Quetelet founded several statistical journals and societies, and was especially interested in creating international cooperation among statisticians. He was among the first who attempted to apply statistics to social science, planning what he called a "social physics".
His most influential book was Sur l'homme et le developpement de ses facultes, ou Essai de Physique Sociale, published in 1835 (In English: A Treatise on Man). In it, Quetelet outlines the project of a social physics and describes his concept of the "average man" (l'homme moyen) who is characterized by the mean values of measured variables that follow a normal distribution.
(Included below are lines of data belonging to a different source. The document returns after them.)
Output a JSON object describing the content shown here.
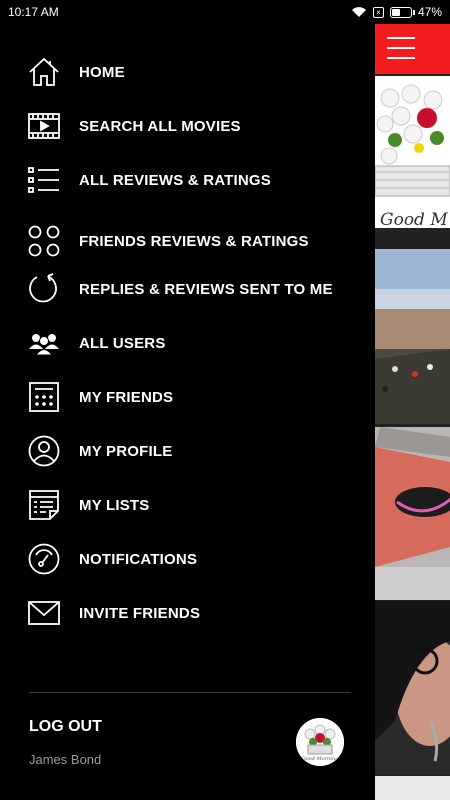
{
  "status_bar": {
    "time": "10:17 AM",
    "battery": "47%",
    "battery_level": 0.47
  },
  "menu": {
    "items": [
      {
        "label": "HOME",
        "icon": "home-icon"
      },
      {
        "label": "SEARCH ALL MOVIES",
        "icon": "film-icon"
      },
      {
        "label": "ALL REVIEWS & RATINGS",
        "icon": "list-icon"
      },
      {
        "label": "FRIENDS REVIEWS & RATINGS",
        "icon": "four-circles-icon"
      },
      {
        "label": "REPLIES & REVIEWS SENT TO ME",
        "icon": "refresh-icon"
      },
      {
        "label": "ALL USERS",
        "icon": "users-icon"
      },
      {
        "label": "MY FRIENDS",
        "icon": "calculator-icon"
      },
      {
        "label": "MY PROFILE",
        "icon": "user-circle-icon"
      },
      {
        "label": "MY LISTS",
        "icon": "notes-icon"
      },
      {
        "label": "NOTIFICATIONS",
        "icon": "gauge-icon"
      },
      {
        "label": "INVITE FRIENDS",
        "icon": "envelope-icon"
      }
    ]
  },
  "footer": {
    "logout_label": "LOG OUT",
    "username": "James Bond"
  },
  "content": {
    "tile_caption": "Good M"
  },
  "colors": {
    "accent": "#f21c1c",
    "background": "#000000"
  }
}
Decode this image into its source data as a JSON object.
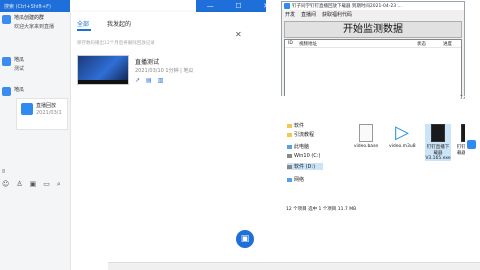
{
  "chat_app": {
    "search_hint": "搜索 (Ctrl+Shift+F)",
    "conversations": [
      {
        "name": "地瓜创建的群",
        "message": "欢迎大家来到直播"
      },
      {
        "name": "地瓜",
        "message": "测试"
      },
      {
        "name": "地瓜",
        "message": ""
      }
    ],
    "live_card": {
      "title": "直播回放",
      "date": "2021/03/1"
    },
    "timestamp": "8"
  },
  "live_panel": {
    "tab_all": "全部",
    "tab_mine": "我发起的",
    "notice": "保存数码播出12个月后将删除回放记录",
    "card": {
      "title": "直播测试",
      "meta": "2021/03/10 1分钟 | 地瓜"
    }
  },
  "monitor_tool": {
    "title": "钉子同学钉钉直播回放下载器  到期时间2021-04-23 ...",
    "menu": [
      "开发",
      "直播间",
      "获取福利代码"
    ],
    "start_button": "开始监测数据",
    "columns": [
      "ID",
      "视频地址",
      "状态",
      "进度"
    ]
  },
  "explorer": {
    "nav": [
      "软件",
      "引流教程",
      "此电脑",
      "Win10 (C:)",
      "软件 (D:)",
      "网络"
    ],
    "files": [
      {
        "name": "video.base"
      },
      {
        "name": "video.m3u8"
      },
      {
        "name": "钉钉直播下载器V3.165.exe"
      },
      {
        "name": "钉钉直播下载器V3.16"
      }
    ],
    "top_file": "7.exe",
    "status": "12 个项目    选中 1 个项目  11.7 MB"
  }
}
Principal among these, in terms of influence over later public health agendas, was Quetelet's establishment of a simple measure for classifying peoples' weight relative to an ideal weight for their height. His proposal, the body mass index (or Quetelet index), has endured with minor variations to the present day1.
Body mass index is defined as the individual's body weight divided by the square of his height. The formulas universally used in medicine produce a unit of measure of kg/m2. BMI can also be determined using a BMI chart, which displays BMI as a function of weight (horizontal axis) and height (vertical axis) using contour lines for different values of BMI or colors for different BMI categories.